Date of this Version
Phys. Status Solidi RRL 6, No. 8, 349–351 (2012) / DOI 10.1002/pssr.201206271
Polymer nanocomposites filled with one-dimensional (1D) carbon based nanostructures are potential candidates for aerospace applications . In particular, single wall carbon nanotubes (SWCNTs) have advantages over conventional reinforcement materials, like carbon fiber, because of their unique properties . There are several factors to take into consideration in order to optimize the nanocomposite electrical, mechanical and thermal properties. One is the ability to homogeneously disperse the nanotubes into the polymeric material. This has been proved to play an important role to improve each one of the previous mentioned nanocomposite properties . For instance, the interface between the nanotubes and polymer matrix is optimized if the nanotubes are well dispersed, which improves the mechanical response of the nanocomposite. In contrast, nanotubes dispersed as aggregates in the polymer matrix will diminish the interaction at the interface . In the case of electrical properties, although dispersion is important, the major control has to be focused on a reliable method to identify an abundance of metallic/ semiconducting type of nanotubes through chirality .
Transmission electron microscopy (TEM) is a technique regularly used to characterize the dispersion of nanofillers in a polymeric matrix. However, imaging SWCNTs in a polymer matrix is challenging due to both its small size (typical diameter ~10 Å) and that its contrast is covered by scattering from the polymer matrix.
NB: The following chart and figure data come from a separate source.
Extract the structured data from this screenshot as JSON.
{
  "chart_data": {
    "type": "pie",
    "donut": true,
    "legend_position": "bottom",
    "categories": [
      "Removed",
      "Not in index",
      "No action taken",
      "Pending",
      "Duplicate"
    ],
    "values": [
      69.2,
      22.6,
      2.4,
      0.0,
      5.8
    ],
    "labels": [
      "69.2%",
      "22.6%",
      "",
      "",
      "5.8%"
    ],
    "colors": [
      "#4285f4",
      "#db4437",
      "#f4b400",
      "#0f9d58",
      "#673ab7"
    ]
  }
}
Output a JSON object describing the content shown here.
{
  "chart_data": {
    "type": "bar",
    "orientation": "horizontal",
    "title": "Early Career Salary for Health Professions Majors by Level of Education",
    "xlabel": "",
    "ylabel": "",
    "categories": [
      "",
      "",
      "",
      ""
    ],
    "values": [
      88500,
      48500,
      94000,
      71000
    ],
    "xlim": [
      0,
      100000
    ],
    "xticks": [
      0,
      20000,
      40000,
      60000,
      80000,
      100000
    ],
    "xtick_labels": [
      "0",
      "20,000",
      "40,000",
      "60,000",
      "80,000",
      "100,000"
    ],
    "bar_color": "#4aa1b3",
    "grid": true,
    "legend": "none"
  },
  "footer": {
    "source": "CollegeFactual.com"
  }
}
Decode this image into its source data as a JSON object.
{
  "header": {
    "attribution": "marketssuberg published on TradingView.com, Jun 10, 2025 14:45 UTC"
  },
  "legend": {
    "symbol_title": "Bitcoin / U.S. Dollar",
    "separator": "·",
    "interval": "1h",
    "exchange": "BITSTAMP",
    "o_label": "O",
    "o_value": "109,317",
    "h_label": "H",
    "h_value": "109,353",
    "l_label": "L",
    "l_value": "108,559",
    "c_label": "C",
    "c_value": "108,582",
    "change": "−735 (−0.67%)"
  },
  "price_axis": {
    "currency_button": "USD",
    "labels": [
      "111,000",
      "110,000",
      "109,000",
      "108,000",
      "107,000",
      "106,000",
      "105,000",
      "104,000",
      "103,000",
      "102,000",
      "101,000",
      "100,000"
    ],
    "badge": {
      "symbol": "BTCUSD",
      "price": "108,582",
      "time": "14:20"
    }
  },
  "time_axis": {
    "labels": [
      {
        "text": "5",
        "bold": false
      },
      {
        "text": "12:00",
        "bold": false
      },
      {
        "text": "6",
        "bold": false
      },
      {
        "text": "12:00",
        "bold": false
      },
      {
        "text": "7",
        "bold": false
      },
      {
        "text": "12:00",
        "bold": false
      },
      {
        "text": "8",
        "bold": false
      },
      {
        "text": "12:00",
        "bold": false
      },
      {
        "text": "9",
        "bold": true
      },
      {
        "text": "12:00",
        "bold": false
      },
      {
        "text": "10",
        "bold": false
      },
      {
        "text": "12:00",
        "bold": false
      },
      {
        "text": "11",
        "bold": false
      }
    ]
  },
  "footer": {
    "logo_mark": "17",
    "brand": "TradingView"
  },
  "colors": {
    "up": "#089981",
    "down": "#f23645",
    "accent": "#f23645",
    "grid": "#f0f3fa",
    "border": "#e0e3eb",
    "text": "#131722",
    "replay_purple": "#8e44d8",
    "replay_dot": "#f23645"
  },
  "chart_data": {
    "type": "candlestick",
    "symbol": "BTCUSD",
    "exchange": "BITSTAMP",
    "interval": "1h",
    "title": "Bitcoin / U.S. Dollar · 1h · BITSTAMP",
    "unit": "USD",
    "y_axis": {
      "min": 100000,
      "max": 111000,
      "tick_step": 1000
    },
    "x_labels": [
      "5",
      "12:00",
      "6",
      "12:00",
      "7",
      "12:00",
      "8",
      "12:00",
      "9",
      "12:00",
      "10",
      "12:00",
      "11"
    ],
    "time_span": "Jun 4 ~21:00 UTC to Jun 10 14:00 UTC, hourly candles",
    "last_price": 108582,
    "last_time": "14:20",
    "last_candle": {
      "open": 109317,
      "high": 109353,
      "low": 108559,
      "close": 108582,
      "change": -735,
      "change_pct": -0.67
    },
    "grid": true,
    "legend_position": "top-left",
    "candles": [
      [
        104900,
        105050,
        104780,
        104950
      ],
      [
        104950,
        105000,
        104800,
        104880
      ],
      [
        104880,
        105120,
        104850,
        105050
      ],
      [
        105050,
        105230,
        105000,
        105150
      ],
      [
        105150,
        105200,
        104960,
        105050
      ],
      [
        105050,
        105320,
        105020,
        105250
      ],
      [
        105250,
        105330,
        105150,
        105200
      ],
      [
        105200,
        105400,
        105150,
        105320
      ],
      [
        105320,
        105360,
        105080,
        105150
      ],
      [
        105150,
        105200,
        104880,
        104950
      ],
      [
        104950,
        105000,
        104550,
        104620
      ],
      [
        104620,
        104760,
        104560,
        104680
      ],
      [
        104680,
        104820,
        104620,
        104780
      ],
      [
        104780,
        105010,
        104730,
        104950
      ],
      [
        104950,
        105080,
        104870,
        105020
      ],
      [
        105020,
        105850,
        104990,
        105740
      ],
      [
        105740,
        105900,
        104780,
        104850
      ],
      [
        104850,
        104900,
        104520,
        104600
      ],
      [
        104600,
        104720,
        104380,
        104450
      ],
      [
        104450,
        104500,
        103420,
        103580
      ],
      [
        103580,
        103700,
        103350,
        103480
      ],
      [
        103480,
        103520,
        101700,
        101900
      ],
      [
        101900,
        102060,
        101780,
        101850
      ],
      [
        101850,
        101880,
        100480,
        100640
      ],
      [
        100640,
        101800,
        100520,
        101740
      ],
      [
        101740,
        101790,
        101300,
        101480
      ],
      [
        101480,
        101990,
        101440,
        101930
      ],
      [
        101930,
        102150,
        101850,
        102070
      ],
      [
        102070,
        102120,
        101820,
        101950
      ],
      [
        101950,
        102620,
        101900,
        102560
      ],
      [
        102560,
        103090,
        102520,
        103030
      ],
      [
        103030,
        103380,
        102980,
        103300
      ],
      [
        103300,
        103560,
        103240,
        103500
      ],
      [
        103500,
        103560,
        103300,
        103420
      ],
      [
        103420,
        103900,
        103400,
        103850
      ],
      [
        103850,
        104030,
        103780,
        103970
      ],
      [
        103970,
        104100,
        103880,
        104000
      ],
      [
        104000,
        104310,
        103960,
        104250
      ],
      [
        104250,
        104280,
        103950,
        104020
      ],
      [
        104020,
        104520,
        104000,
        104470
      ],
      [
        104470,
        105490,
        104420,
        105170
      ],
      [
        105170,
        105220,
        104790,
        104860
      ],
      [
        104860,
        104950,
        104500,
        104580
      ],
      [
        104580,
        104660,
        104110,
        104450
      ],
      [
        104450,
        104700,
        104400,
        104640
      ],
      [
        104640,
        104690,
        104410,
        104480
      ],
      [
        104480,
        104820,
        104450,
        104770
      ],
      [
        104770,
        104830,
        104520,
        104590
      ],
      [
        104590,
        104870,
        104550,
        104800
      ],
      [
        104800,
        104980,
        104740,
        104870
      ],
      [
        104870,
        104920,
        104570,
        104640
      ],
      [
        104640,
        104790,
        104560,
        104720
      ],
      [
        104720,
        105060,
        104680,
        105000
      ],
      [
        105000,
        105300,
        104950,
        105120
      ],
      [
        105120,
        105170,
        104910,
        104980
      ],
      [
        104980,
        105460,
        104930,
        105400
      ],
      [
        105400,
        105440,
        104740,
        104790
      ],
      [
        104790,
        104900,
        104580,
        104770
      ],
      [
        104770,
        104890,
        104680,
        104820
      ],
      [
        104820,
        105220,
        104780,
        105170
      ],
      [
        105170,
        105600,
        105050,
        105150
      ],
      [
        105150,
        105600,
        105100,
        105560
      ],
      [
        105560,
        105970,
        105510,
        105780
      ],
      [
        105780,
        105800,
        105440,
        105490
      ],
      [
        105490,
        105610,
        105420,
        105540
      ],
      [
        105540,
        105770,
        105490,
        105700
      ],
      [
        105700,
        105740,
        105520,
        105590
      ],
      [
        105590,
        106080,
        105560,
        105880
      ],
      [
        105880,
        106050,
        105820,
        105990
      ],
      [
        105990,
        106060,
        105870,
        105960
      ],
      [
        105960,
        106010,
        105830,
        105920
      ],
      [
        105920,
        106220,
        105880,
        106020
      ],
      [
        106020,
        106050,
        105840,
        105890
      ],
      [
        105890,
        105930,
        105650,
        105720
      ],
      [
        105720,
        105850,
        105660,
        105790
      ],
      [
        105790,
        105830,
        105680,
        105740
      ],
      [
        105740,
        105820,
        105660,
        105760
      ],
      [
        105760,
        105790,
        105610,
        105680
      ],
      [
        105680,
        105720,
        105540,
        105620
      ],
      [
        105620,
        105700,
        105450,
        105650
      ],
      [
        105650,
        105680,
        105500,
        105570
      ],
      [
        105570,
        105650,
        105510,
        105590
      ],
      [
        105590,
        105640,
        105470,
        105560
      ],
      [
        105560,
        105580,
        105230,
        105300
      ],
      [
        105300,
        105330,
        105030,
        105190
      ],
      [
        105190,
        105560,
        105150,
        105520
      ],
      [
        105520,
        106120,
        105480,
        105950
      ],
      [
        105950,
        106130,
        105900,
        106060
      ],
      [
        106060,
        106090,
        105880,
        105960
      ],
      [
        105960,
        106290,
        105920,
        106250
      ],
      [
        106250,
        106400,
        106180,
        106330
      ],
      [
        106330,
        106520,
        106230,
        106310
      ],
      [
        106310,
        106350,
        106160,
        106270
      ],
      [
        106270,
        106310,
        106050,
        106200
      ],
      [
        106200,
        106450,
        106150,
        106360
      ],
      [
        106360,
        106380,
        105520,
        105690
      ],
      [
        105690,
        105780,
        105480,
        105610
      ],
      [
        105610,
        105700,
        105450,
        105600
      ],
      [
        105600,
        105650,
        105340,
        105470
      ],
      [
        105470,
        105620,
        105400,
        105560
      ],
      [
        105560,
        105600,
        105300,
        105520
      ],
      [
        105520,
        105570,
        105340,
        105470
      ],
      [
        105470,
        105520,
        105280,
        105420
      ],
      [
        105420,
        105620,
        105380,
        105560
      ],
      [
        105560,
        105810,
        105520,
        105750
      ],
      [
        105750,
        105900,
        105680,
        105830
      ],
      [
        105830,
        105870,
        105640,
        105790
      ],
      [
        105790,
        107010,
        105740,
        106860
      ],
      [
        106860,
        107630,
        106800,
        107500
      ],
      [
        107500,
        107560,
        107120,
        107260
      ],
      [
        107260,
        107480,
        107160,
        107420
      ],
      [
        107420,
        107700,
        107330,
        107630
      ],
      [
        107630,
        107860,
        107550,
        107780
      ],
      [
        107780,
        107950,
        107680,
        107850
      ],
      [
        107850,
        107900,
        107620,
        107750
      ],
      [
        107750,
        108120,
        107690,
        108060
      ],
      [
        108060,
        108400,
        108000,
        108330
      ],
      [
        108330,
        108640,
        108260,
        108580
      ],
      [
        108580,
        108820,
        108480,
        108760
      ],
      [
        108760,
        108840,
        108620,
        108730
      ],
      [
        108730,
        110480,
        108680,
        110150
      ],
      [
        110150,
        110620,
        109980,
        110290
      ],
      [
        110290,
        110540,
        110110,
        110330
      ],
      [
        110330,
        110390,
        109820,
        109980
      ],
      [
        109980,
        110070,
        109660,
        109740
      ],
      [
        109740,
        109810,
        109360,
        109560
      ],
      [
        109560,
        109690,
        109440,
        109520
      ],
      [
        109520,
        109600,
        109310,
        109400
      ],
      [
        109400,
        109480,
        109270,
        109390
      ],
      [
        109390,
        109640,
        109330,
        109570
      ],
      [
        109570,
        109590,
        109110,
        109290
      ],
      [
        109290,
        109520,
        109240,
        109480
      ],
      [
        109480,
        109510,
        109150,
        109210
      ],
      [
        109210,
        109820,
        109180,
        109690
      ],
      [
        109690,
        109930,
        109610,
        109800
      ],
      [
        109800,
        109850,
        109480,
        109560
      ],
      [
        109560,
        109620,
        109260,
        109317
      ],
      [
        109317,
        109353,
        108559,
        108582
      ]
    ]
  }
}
In this work, we are using modeling results based on high resolution TEM (HRTEM) imaging and electron diffraction (ED) for a deeper analysis of polymer nanocomposites. The implications of our results on the dispersion of SWCNTS in a polymer matrix, as well as chirality determination will be discussed.
Molecular dynamics (MD) was used to simulate SWCNTs and their corresponding interactions with a polyethylene (PE) matrix. The interactions between atoms were calculated using an adaptive intermolecular reactive empirical bond-order (AIREBO) potential, coupled to a longrange Lennard–Jones potential . With a rescale thermostat to control temperature, the equations of motion were integrated with a time step of 0.5 fs at 300 K. Ideal SWCNT configuration was first generated with the graphitic C–C bond length of 1.42 Å. A nanotube diameter of d = 10.59 Å with a length of L = 50 Å was used in all calculations. Finally, polyethylene matrices with different thicknesses were generated with Materials Studio. A hole of some diameter, approximately 6 Å larger than that of the nanotube, is drilled out of the center of the matrix sample, and a nanotube is inserted into it. The system was then relaxed to equilibrium under zero applied load. The SWCNT/matrix interface is controlled via van der Waals forces and no chemical bonding exists across the interface in this study. Figure 1a is the cross sectional model of the SWCNT/PE nanocomposite, along with the top view of the isolated SWCNT.